2005年1月16日

「何のために生きるのか」 コリントの信徒への手紙二 4:16〜18

 「だから、わたしたちは落胆しません。たとえわたしたちの「外なる人」は衰えていくとしても、わたしたちの「内なる人」は日々新たにされていきます。わたしたちの一時の軽い艱難は、比べものにならないほど重みのある永遠の栄光をもたらしてくれます。わたしたちは見えるものではなく、見えないものに目を注ぎます。見えるものは過ぎ去りますが、見えないものは永遠に存続するからです。」

 21世紀は災害の世紀になるのではないかと巷では噂されています。確かに人間を中心に見てみれば、最近起こっている多くの自然災害は異常気象によってもたらされたやっかいなものかもしれません。しかし、その原因は地球の温暖化、人間の地球上での営みがそれらの災害の原因になっているのではないかとも考えられています。もしそうであれば、防げた災害であったかもしれません。多くの犠牲となった方々、そして、今もその災害から復興するために苦闘しておられる人々を通して、私たちは理屈ではない圧倒的な自然の力を見せ付けられます。そのような中、私は、理不尽とも思える大規模な災害を受けて、考えさせられることが多くあります。

 第一に、死は今日や明日といった時間の延長線上に存在するのではなく、今、目の前に、そしていつも存在するということです。目に見えるものによって生きている私達はそのことを忘れて生きています。人は悲しいことに、愛する者の死に直面して初めてその関係の大切さと生きることの意味とを知ることがあります。

 第二に、地球という私達の住む世界は、ディズニーランドや遊園地ではないということです。聖書によれば、最初の人、アダムとエバは神に逆らい罪を犯し、楽園を追放されたと言います。それ以来、人は永遠に生きる者から限りある命にある者、自らの手で働き生きていく者となったと言います。私たちの目に見える世界は、生きていくための戦いの場となりました。しかし、神はそれでもこの世界を人が楽しみ、この世界から神のご存在を知ることができるよう素晴らしい世界として与えておられます。

 第三に、人間は神が創られた世界の一部に過ぎないということです。人は自然の営みや現象の一部であるということです。このことは、私たちに畏れるべき方を畏れるへりくだった心を求めます。人間は自然の前に無力なのではなく、それをお創りになった方の前に無力な存在であることを知らなければなりません。

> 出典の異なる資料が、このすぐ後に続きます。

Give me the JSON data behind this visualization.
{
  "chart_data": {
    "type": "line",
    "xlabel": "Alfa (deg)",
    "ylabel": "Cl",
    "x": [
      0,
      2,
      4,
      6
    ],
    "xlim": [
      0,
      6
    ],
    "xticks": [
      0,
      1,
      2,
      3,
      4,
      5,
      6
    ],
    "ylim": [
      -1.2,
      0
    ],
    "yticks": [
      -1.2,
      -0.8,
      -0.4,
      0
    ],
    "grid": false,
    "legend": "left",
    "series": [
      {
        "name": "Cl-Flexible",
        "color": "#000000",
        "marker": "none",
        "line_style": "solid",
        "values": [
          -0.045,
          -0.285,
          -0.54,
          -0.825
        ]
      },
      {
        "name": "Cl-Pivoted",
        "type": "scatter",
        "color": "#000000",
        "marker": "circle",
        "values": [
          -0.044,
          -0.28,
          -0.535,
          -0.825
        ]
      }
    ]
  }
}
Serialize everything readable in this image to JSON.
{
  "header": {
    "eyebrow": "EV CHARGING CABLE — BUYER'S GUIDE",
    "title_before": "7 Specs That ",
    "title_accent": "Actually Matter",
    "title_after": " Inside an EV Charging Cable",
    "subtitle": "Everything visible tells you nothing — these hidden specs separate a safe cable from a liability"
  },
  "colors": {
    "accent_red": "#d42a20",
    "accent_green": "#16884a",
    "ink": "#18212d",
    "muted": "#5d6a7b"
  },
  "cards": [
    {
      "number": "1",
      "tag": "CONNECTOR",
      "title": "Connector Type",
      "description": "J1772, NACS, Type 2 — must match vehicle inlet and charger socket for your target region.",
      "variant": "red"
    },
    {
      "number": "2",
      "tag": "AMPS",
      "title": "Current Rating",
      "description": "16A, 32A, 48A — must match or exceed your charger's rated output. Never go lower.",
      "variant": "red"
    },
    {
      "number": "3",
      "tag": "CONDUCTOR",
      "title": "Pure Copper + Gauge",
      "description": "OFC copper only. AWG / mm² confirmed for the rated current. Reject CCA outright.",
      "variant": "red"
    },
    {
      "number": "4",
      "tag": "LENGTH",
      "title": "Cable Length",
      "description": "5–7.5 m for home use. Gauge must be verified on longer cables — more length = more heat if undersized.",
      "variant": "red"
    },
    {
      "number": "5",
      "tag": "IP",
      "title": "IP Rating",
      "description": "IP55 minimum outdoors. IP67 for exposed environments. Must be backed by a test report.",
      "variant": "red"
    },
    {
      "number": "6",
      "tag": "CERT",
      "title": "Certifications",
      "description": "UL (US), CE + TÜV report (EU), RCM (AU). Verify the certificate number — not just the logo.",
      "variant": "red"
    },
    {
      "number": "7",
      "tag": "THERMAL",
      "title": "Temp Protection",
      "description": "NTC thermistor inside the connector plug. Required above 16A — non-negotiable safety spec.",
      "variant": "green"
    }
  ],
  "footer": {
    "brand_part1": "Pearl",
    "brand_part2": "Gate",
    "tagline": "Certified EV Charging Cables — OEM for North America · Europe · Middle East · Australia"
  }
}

 そして、第4に、自然災害は神の裁きや罰ではないということです。創世記によれば、ノアの時代の大洪水のように、人の罪は神の裁きを招きました。しかし、神はノアの信仰ゆえに二度と災害による裁きを行うことがないと約束されました。そして、イエスさまが十字架に架かり人間の全ての罪のために死んでくださったことは、神の、人間に対する思いを表しました。「わたしはだれの死をも喜ばない。お前達は立ち帰って生きよ」と主は言われる。(エゼキエル18:32)、また、悪人の死さえも喜ばない(同23節)と神は言われます。ならば、神は私たちが災害で滅ぶことを喜んでおられるでしょうか。いや、それよりも神は私たちに、死をも支配しておられる絶対者なる方を認め、救いの希望に生きることを望んでおられるのです。創造主なる神を知らず、認めないで生きることに人生の意味や目的を見つけることは不可能です。同じく、人は神の憐れみと恵みによらなければ、自分の力によって自分自身を救うことなどできないのです。目に見えぬ神を信頼し、永遠の命に与る者となっていきたいと願っています。